Gilles A., Lisein J., Cansell J., Latte N., Piedallu C., Claessens H. [2024 ] Spatial and remote sensing monitoring shows the end of the bark beetle outbreak on Belgian and north‑eastern France Norway spruce (Picea abies) stands, Environ Monit Assess 196:226.
Abstract : 
In 2022, Europe emerged from eight of the hottest years on record, leading to significant spruce mortality across Europe. The particularly dry weather conditions of 2018 triggered an outbreak of bark beetles (Ips typographus), causing the loss of thousands of hectares of Norway spruce stands, including in Wallonia and North-eastern France. A methodology for detecting the health status of spruce was developed based on a dense time series of satellite imagery (Sentinel-2). The time series of satellite images allowed the modelling of the spectral response of healthy spruce forests over the seasons: a decrease in photosynthetic activity of the forest canopy causes deviations from this normal seasonal vegetation index trajectory.
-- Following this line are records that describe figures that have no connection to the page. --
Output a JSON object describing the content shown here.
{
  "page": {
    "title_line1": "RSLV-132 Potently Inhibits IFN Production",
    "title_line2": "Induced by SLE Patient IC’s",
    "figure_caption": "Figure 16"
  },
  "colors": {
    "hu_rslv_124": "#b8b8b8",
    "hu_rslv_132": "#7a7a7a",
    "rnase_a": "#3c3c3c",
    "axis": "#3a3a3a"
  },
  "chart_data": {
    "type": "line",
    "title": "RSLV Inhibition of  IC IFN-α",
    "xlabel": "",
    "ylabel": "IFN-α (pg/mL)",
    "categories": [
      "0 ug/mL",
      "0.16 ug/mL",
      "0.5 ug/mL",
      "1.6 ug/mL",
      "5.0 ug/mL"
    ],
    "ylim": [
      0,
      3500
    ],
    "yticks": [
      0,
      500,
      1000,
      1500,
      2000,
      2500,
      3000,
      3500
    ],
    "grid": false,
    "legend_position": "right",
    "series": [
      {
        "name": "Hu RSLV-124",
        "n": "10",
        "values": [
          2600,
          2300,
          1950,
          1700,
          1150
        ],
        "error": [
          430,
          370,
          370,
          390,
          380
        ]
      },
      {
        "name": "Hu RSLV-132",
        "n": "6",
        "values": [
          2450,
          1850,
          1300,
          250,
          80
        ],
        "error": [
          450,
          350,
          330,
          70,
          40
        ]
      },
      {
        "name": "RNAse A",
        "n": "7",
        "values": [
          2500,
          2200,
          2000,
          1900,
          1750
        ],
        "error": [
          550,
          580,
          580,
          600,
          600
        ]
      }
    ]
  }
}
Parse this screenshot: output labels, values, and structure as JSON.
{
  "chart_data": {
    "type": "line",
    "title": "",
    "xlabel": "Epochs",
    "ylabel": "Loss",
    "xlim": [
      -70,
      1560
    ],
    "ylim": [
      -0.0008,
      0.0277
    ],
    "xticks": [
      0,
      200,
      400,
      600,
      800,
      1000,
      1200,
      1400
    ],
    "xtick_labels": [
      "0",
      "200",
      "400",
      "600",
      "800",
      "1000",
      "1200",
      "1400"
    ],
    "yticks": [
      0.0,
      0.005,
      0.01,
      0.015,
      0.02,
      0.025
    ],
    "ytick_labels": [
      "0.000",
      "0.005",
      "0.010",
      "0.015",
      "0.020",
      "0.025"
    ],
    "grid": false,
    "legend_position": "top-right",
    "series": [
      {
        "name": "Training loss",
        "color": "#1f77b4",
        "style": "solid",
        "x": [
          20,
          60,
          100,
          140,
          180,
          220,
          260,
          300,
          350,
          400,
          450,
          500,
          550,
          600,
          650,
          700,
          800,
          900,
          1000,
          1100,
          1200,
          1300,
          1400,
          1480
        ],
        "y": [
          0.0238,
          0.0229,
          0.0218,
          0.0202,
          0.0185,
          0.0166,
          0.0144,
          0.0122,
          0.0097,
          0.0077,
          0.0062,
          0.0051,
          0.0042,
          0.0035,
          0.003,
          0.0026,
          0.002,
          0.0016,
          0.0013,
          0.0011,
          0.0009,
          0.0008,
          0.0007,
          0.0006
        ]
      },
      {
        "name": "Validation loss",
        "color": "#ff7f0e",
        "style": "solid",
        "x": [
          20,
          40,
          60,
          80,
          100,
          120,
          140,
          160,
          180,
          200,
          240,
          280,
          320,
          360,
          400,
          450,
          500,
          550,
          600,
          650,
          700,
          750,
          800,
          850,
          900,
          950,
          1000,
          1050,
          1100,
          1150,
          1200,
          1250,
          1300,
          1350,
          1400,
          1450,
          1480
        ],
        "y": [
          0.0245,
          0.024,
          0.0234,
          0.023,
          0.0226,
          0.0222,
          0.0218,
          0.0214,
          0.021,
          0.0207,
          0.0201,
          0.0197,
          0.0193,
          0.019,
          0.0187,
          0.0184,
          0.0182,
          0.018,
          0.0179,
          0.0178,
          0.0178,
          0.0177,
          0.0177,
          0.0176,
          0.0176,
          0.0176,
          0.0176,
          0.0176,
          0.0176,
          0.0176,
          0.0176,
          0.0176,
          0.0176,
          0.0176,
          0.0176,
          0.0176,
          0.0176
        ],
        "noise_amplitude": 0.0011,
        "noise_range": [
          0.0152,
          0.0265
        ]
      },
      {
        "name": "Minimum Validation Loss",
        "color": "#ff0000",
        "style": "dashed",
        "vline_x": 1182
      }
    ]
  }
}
These anomalies are caused by a bark beetle attack and are detected automatically. The method leads in the production of an annual spruce health map of Wallonia and Grand-Est. The goal of this paper is to assess the damage caused by bark beetle using the resulting spruce health maps. A second objective was to compare the influence of basic variables on the mortality of spruce trees in these two regions. Lasted 6 years (2017–2022), bark beetle has destroyed 12.2% (23,674 ha) of the spruce area in Wallonia and Grand-Est of France. This study area is composed of three bioclimatic areas: Plains, Ardennes and Vosges, which have not been equally affected by bark beetle attacks. The plains were the most affected, with 50% of spruce forests destroyed, followed by the Ardennes, which lost 11.3% of its spruce stands. The Vosges was the least affected bioclimatic area, with 5.6% of spruce stands lost. For the most problematic sites, Norway spruce forestry should no longer be considered.